Dwango Wireless is hoping a change in name helps bring about a change in fortune.
After losing $15 million so far this year, the content provider is rebranding this week as Dijji Corp. The move was necessitated by the company’s separation agreement with Japanese counterpart Dwango Co. Ltd., which was announced in October.
“For the first time, we’ll now be using our own name for the marketplace with a brand we can grow and develop,” said Alexander Conrad, Dijji’s president and interim chief executive officer. “This really represents the next phase of the company’s evolution.”
But for Dijji to survive, that next phase will have to be substantially better than the last one. Dwango lost $15 million through the first three quarters of 2005, and has watched its stock plummet from more than $2 a share in February to less than 20 cents a share last week.
The company slashed 30 percent of its workforce in an October effort to save $1.5 million annually, and severed ties with Beliefnet, which provides faith-based content, in another cost-cutting move.
Dijji boasts an impressive portfolio of brands: it publishes licensed content from ESPN, Napster and Rolling Stone, and has powered text-messaging sweepstakes for USA Today. And the company hopes a new content ratings system and increased off-deck activity will spur uptake of its Playboy-branded offerings.
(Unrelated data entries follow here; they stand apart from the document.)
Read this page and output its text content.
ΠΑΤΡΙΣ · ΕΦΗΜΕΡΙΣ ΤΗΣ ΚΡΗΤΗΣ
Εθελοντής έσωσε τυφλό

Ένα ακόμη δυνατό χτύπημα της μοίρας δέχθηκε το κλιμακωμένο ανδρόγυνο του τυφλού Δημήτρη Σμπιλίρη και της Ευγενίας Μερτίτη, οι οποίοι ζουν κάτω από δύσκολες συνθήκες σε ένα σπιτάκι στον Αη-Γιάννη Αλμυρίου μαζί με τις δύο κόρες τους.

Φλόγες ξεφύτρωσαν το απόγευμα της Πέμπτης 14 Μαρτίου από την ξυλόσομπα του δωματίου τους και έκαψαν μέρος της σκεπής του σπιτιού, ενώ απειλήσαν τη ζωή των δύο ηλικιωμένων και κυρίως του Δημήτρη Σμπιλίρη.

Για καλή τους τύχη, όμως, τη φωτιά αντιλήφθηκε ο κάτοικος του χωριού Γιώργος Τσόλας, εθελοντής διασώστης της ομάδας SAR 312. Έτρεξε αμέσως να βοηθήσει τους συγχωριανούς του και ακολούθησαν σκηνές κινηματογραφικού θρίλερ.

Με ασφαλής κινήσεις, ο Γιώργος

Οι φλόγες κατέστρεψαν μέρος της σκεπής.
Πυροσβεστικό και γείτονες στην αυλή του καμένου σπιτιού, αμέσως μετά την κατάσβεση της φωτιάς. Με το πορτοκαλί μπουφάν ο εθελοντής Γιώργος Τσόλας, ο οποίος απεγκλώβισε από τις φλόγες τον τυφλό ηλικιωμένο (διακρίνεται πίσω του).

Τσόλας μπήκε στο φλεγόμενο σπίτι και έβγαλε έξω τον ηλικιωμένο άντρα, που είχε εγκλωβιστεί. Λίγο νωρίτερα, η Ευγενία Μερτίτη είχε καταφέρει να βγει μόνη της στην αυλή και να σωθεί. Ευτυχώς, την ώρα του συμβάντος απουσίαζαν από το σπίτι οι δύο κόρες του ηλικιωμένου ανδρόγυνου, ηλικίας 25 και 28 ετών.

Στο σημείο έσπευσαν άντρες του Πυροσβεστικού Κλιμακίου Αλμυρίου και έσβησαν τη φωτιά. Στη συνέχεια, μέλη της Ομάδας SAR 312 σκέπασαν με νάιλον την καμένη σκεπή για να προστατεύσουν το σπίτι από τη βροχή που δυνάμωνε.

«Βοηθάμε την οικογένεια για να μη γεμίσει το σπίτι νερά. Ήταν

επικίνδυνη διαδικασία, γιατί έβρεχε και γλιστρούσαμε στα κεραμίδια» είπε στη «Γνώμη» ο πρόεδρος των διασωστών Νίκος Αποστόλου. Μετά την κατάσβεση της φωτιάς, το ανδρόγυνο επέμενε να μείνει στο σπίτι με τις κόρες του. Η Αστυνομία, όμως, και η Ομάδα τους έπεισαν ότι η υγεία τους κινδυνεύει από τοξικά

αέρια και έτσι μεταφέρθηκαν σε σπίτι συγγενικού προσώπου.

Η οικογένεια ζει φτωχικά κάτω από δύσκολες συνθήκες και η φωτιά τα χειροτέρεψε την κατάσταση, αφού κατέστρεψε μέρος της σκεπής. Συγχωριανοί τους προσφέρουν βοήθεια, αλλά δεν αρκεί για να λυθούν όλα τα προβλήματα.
One Canadian operator offers Playboy content through its deck, but U.S. users must go off-deck to access the racy content.
Conrad said the company has no plans to establish a storefront to sell its wares, but would like to establish itself as a consumer-facing brand delivering mobile content for other brands.
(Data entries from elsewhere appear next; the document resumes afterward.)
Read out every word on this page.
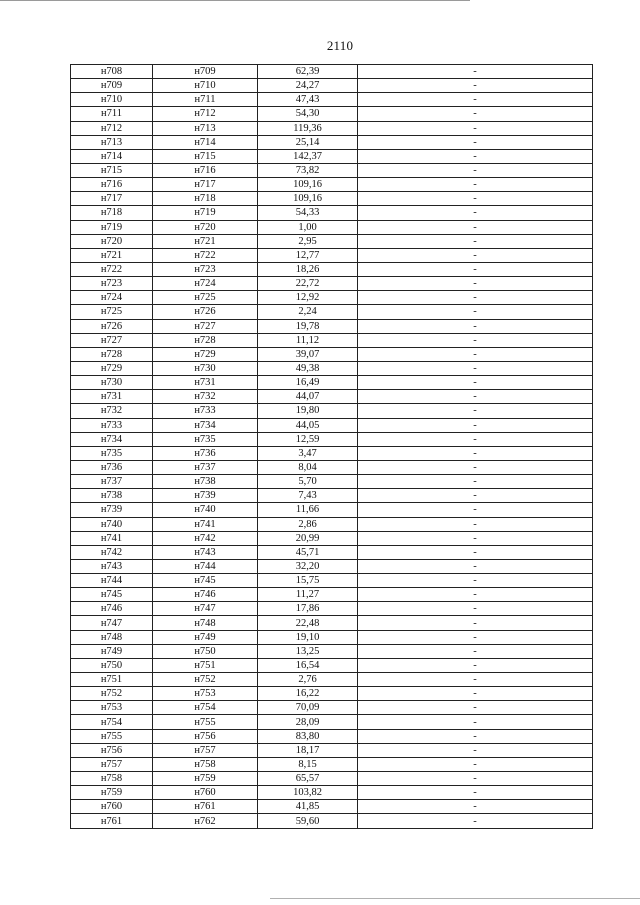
2110
н708	н709	62,39	-
н709	н710	24,27	-
н710	н711	47,43	-
н711	н712	54,30	-
н712	н713	119,36	-
н713	н714	25,14	-
н714	н715	142,37	-
н715	н716	73,82	-
н716	н717	109,16	-
н717	н718	109,16	-
н718	н719	54,33	-
н719	н720	1,00	-
н720	н721	2,95	-
н721	н722	12,77	-
н722	н723	18,26	-
н723	н724	22,72	-
н724	н725	12,92	-
н725	н726	2,24	-
н726	н727	19,78	-
н727	н728	11,12	-
н728	н729	39,07	-
н729	н730	49,38	-
н730	н731	16,49	-
н731	н732	44,07	-
н732	н733	19,80	-
н733	н734	44,05	-
н734	н735	12,59	-
н735	н736	3,47	-
н736	н737	8,04	-
н737	н738	5,70	-
н738	н739	7,43	-
н739	н740	11,66	-
н740	н741	2,86	-
н741	н742	20,99	-
н742	н743	45,71	-
н743	н744	32,20	-
н744	н745	15,75	-
н745	н746	11,27	-
н746	н747	17,86	-
н747	н748	22,48	-
н748	н749	19,10	-
н749	н750	13,25	-
н750	н751	16,54	-
н751	н752	2,76	-
н752	н753	16,22	-
н753	н754	70,09	-
н754	н755	28,09	-
н755	н756	83,80	-
н756	н757	18,17	-
н757	н758	8,15	-
н758	н759	65,57	-
н759	н760	103,82	-
н760	н761	41,85	-
н761	н762	59,60	-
“We’re focusing on growing revenue through enhanced distribution,” Conrad said. “Historically, we’ve been 100-percent focused on-deck, and we’re very aggressively pushing to hybrid that with off-deck distribution.”
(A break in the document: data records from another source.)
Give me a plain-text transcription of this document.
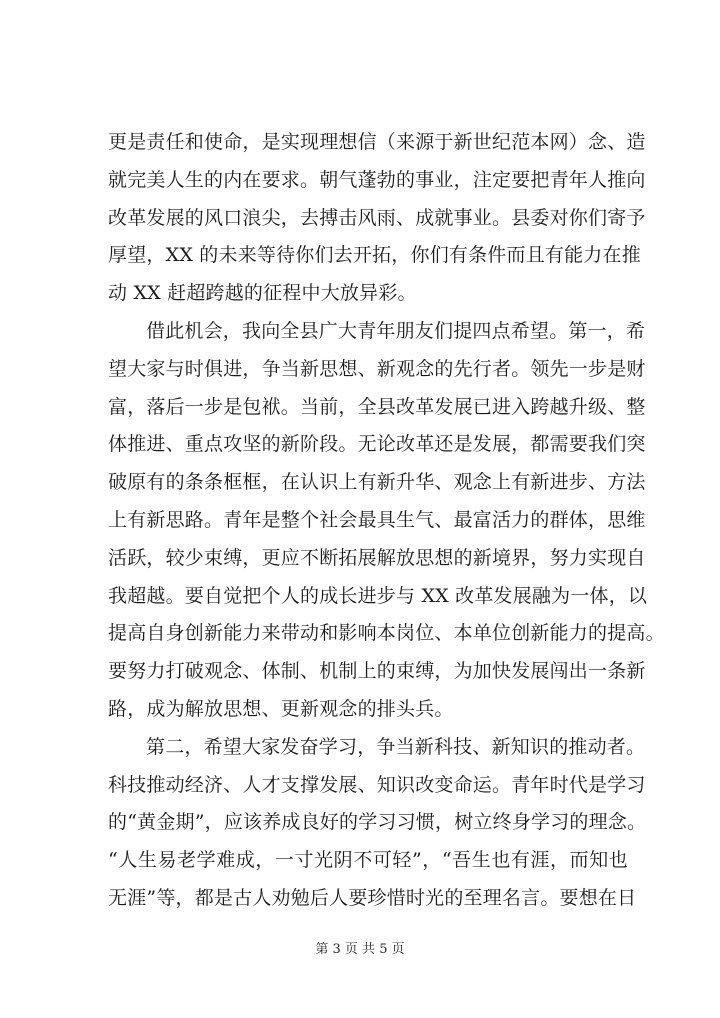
更是责任和使命，是实现理想信（来源于新世纪范本网）念、造
就完美人生的内在要求。朝气蓬勃的事业，注定要把青年人推向
改革发展的风口浪尖，去搏击风雨、成就事业。县委对你们寄予
厚望，XX 的未来等待你们去开拓，你们有条件而且有能力在推
动 XX 赶超跨越的征程中大放异彩。
借此机会，我向全县广大青年朋友们提四点希望。第一，希
望大家与时俱进，争当新思想、新观念的先行者。领先一步是财
富，落后一步是包袱。当前，全县改革发展已进入跨越升级、整
体推进、重点攻坚的新阶段。无论改革还是发展，都需要我们突
破原有的条条框框，在认识上有新升华、观念上有新进步、方法
上有新思路。青年是整个社会最具生气、最富活力的群体，思维
活跃，较少束缚，更应不断拓展解放思想的新境界，努力实现自
我超越。要自觉把个人的成长进步与 XX 改革发展融为一体，以
提高自身创新能力来带动和影响本岗位、本单位创新能力的提高。
要努力打破观念、体制、机制上的束缚，为加快发展闯出一条新
路，成为解放思想、更新观念的排头兵。
第二，希望大家发奋学习，争当新科技、新知识的推动者。
科技推动经济、人才支撑发展、知识改变命运。青年时代是学习
的“黄金期”，应该养成良好的学习习惯，树立终身学习的理念。
“人生易老学难成，一寸光阴不可轻”，“吾生也有涯，而知也
无涯”等，都是古人劝勉后人要珍惜时光的至理名言。要想在日
第 3 页 共 5 页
The clock is ticking for Dijji, though. The company reported $6.6 million in cash and short-term investments as of Sept. 30. It may need a substantial cash infusion soon if it can’t turn the tide.
“We’ve had a few quarterly results that were not as ideal as we would like,” conceded Conrad. “Frankly, we think (the new brand) will evolve into greater recognition in the marketplace (for Dijji).”
In other Dijji news, Dijji’s chief financial officer, Paul Quinn, has resigned his position effective this week to pursue other opportunities.
The company promoted Michael Dunn, currently serving as Dijji’s controller, to the CFO position. Dunn joined the company in September 2004 from WatchGuard Technologies.
Dijji has struggled financially during the year, racking up $15 million in losses during the first three quarters and cutting nearly one-third of its work force this fall.